As China built two makeshift hospitals in Wuhan to fight the coronavirus (COVID-19) epidemic, equipment based on the BeiDou Navigation Satellite System (BDS) provided high precision positioning service and accelerated the construction.  

Beidou navigation and positioning system (BDS) is used in sectors including public security, transportation, fishing, power, forestry, disaster reduction, the construction of smart cities, social governance and mass market applications. This system can also be used for emergency search and rescue.

China's Ministry of Transport sent epidemic prevention and transportation service information to more than 6 million vehicles via the BDS terminals, and provided services for the transportation of emergency materials to the areas most affected by the epidemic.

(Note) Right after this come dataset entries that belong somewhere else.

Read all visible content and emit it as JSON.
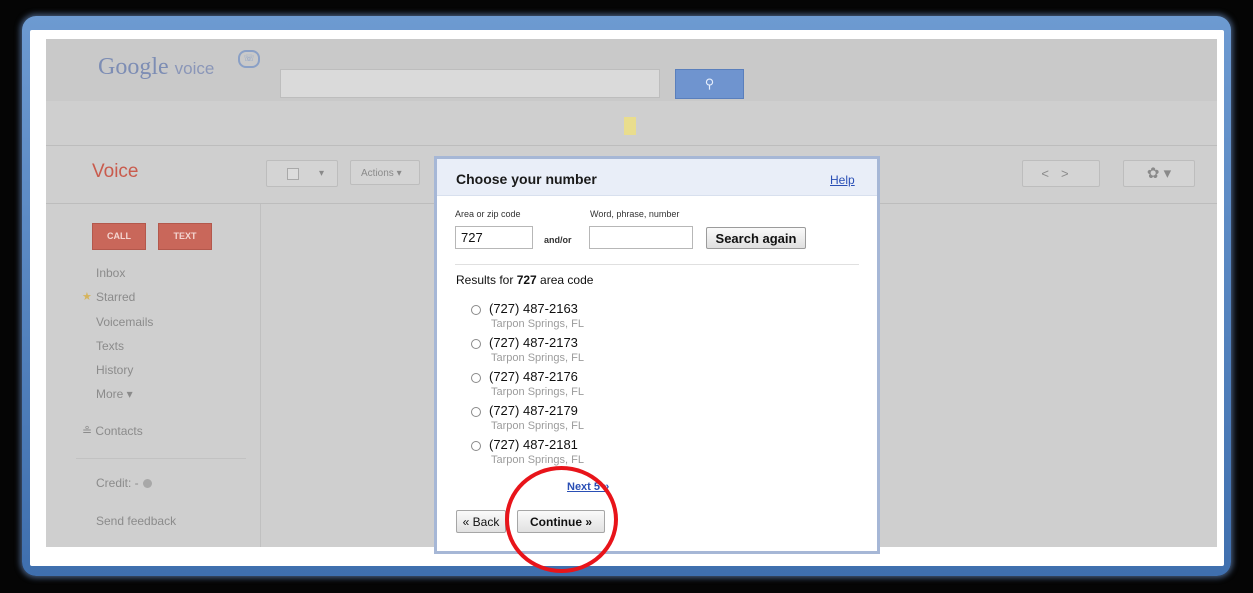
{
  "header": {
    "logo_google": "Google",
    "logo_voice": "voice",
    "search_icon": "search-icon"
  },
  "toolbar": {
    "section_title": "Voice",
    "actions_label": "Actions",
    "actions_caret": "▾",
    "check_caret": "▾",
    "nav_prev": "<",
    "nav_next": ">",
    "gear_glyph": "✿",
    "gear_caret": "▾"
  },
  "sidebar": {
    "call_label": "CALL",
    "text_label": "TEXT",
    "items": [
      {
        "label": "Inbox"
      },
      {
        "label": "Starred"
      },
      {
        "label": "Voicemails"
      },
      {
        "label": "Texts"
      },
      {
        "label": "History"
      },
      {
        "label": "More ▾"
      }
    ],
    "contacts_label": "Contacts",
    "credit_label": "Credit: -",
    "feedback_label": "Send feedback"
  },
  "dialog": {
    "title": "Choose your number",
    "help_label": "Help",
    "area_label": "Area or zip code",
    "word_label": "Word, phrase, number",
    "area_value": "727",
    "andor_label": "and/or",
    "word_value": "",
    "search_again_label": "Search again",
    "results_prefix": "Results for ",
    "results_code": "727",
    "results_suffix": " area code",
    "results": [
      {
        "number": "(727) 487-2163",
        "location": "Tarpon Springs, FL"
      },
      {
        "number": "(727) 487-2173",
        "location": "Tarpon Springs, FL"
      },
      {
        "number": "(727) 487-2176",
        "location": "Tarpon Springs, FL"
      },
      {
        "number": "(727) 487-2179",
        "location": "Tarpon Springs, FL"
      },
      {
        "number": "(727) 487-2181",
        "location": "Tarpon Springs, FL"
      }
    ],
    "next_label": "Next 5 »",
    "back_label": "« Back",
    "continue_label": "Continue »"
  },
  "annotation": {
    "highlight_color": "#e8141a"
  }
}
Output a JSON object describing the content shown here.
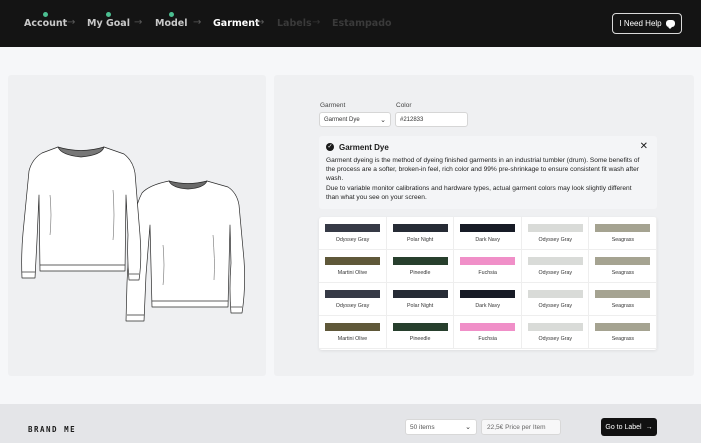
{
  "nav": {
    "steps": [
      {
        "label": "Account",
        "state": "done"
      },
      {
        "label": "My Goal",
        "state": "done"
      },
      {
        "label": "Model",
        "state": "done"
      },
      {
        "label": "Garment",
        "state": "current"
      },
      {
        "label": "Labels",
        "state": "future"
      },
      {
        "label": "Estampado",
        "state": "future"
      }
    ],
    "arrow": "→",
    "help_label": "I Need Help"
  },
  "config": {
    "garment_label": "Garment",
    "garment_value": "Garment Dye",
    "color_label": "Color",
    "color_value": "#212833"
  },
  "info": {
    "title": "Garment Dye",
    "text_1": "Garment dyeing is the method of dyeing finished garments in an industrial tumbler (drum). Some benefits of the process are a softer, broken-in feel, rich color and 99% pre-shrinkage to ensure consistent fit wash after wash.",
    "text_2": "Due to variable monitor calibrations and hardware types, actual garment colors may look slightly different than what you see on your screen.",
    "close": "✕"
  },
  "swatches": [
    [
      {
        "name": "Odyssey Gray",
        "color": "#363a46"
      },
      {
        "name": "Polar Night",
        "color": "#262b35"
      },
      {
        "name": "Dark Navy",
        "color": "#171b26"
      },
      {
        "name": "Odyssey Gray",
        "color": "#d9dbd8"
      },
      {
        "name": "Seagrass",
        "color": "#a5a391"
      }
    ],
    [
      {
        "name": "Martini Olive",
        "color": "#5f5839"
      },
      {
        "name": "Pineedle",
        "color": "#273f2d"
      },
      {
        "name": "Fuchsia",
        "color": "#f08fc8"
      },
      {
        "name": "Odyssey Gray",
        "color": "#d9dbd8"
      },
      {
        "name": "Seagrass",
        "color": "#a5a391"
      }
    ],
    [
      {
        "name": "Odyssey Gray",
        "color": "#363a46"
      },
      {
        "name": "Polar Night",
        "color": "#262b35"
      },
      {
        "name": "Dark Navy",
        "color": "#171b26"
      },
      {
        "name": "Odyssey Gray",
        "color": "#d9dbd8"
      },
      {
        "name": "Seagrass",
        "color": "#a5a391"
      }
    ],
    [
      {
        "name": "Martini Olive",
        "color": "#5f5839"
      },
      {
        "name": "Pineedle",
        "color": "#273f2d"
      },
      {
        "name": "Fuchsia",
        "color": "#f08fc8"
      },
      {
        "name": "Odyssey Gray",
        "color": "#d9dbd8"
      },
      {
        "name": "Seagrass",
        "color": "#a5a391"
      }
    ]
  ],
  "footer": {
    "brand": "BRAND ME",
    "quantity": "50 items",
    "price_placeholder": "22,5€ Price per Item",
    "go_label": "Go to Label"
  }
}
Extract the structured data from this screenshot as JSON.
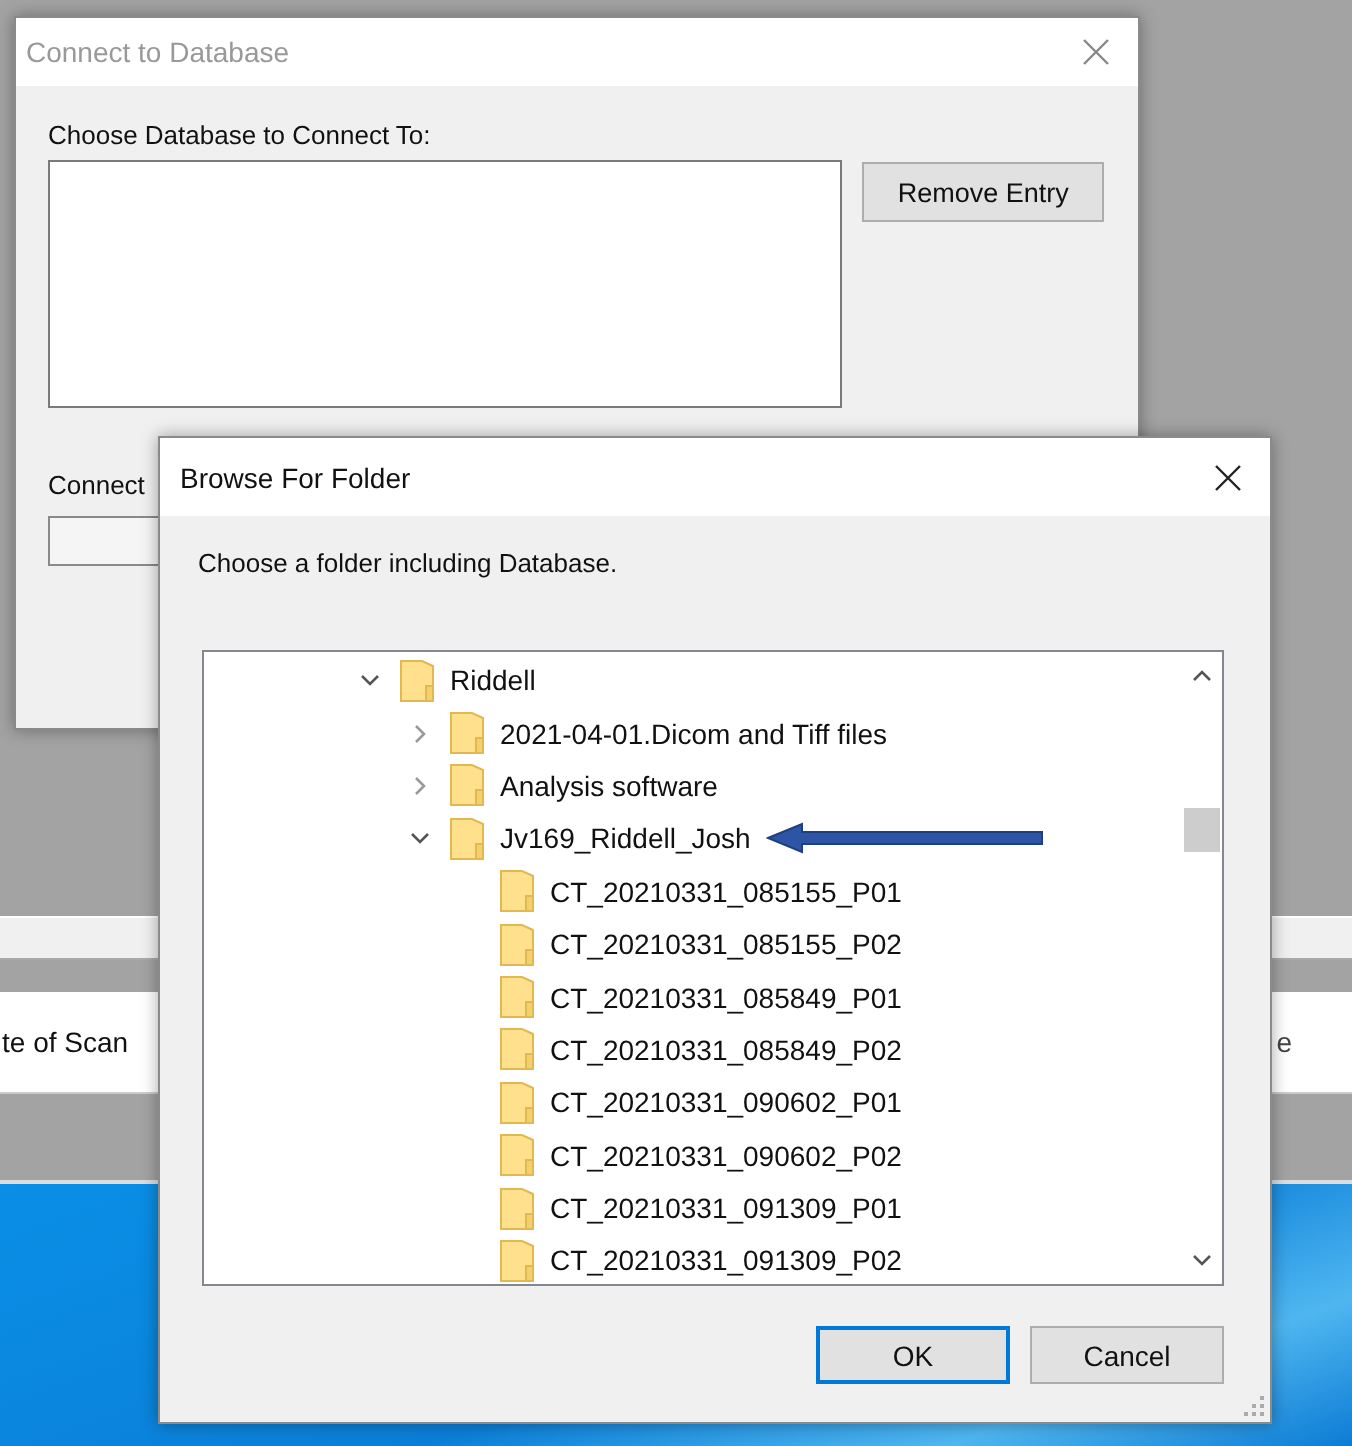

China Post Group Co., Ltd. has installed 5,000 BDS terminals on its trunk line vehicles, and used the vehicle positioning information to conduct real-time supervision and allocation, so as to ensure timely delivery of epidemic prevention materials. Moreover, BDS-based robots in Wuhan from the e-commerce and logistics company delivered medical materials to hospital isolation areas with high speed.

The completed Beidou navigation satellite system consists of 27 satellites in medium Earth orbits, five in geostationary orbits and three in inclined GEO orbits. The orbits of the latter are designed to form two figure eight loops to provide optimized coverage to China and neighboring countries in the Asia-Pacific.

After a successful launch of the country's the 54th  Beidou positioning, navigation and timing satellite last week, China is close to completing a GPS system for civil and military applications. The Long March 3B/E rocket, which arrived at the Xichang Satellite Launch Center on Feb. 14, lifted off from Xichang Satellite Launch Center at 7:55 a.m (EST) and was sent into a geosynchronous transfer orbit. Another launch is planned for May 2020. 

BDS additionally boost the capabilities of the People’s Liberation Army in areas of weapons targeting, guidance and other services. Notably Beidou removes previous Chinese military reliance on U.S. GPS, which would be made unavailable in a conflict.

On Feb. 15, China announced that the 41st and 49th (geosynchronous), 50th and 51st (medium Earth orbit) Beidou satellites had completed on-orbit testing and officially joined the network.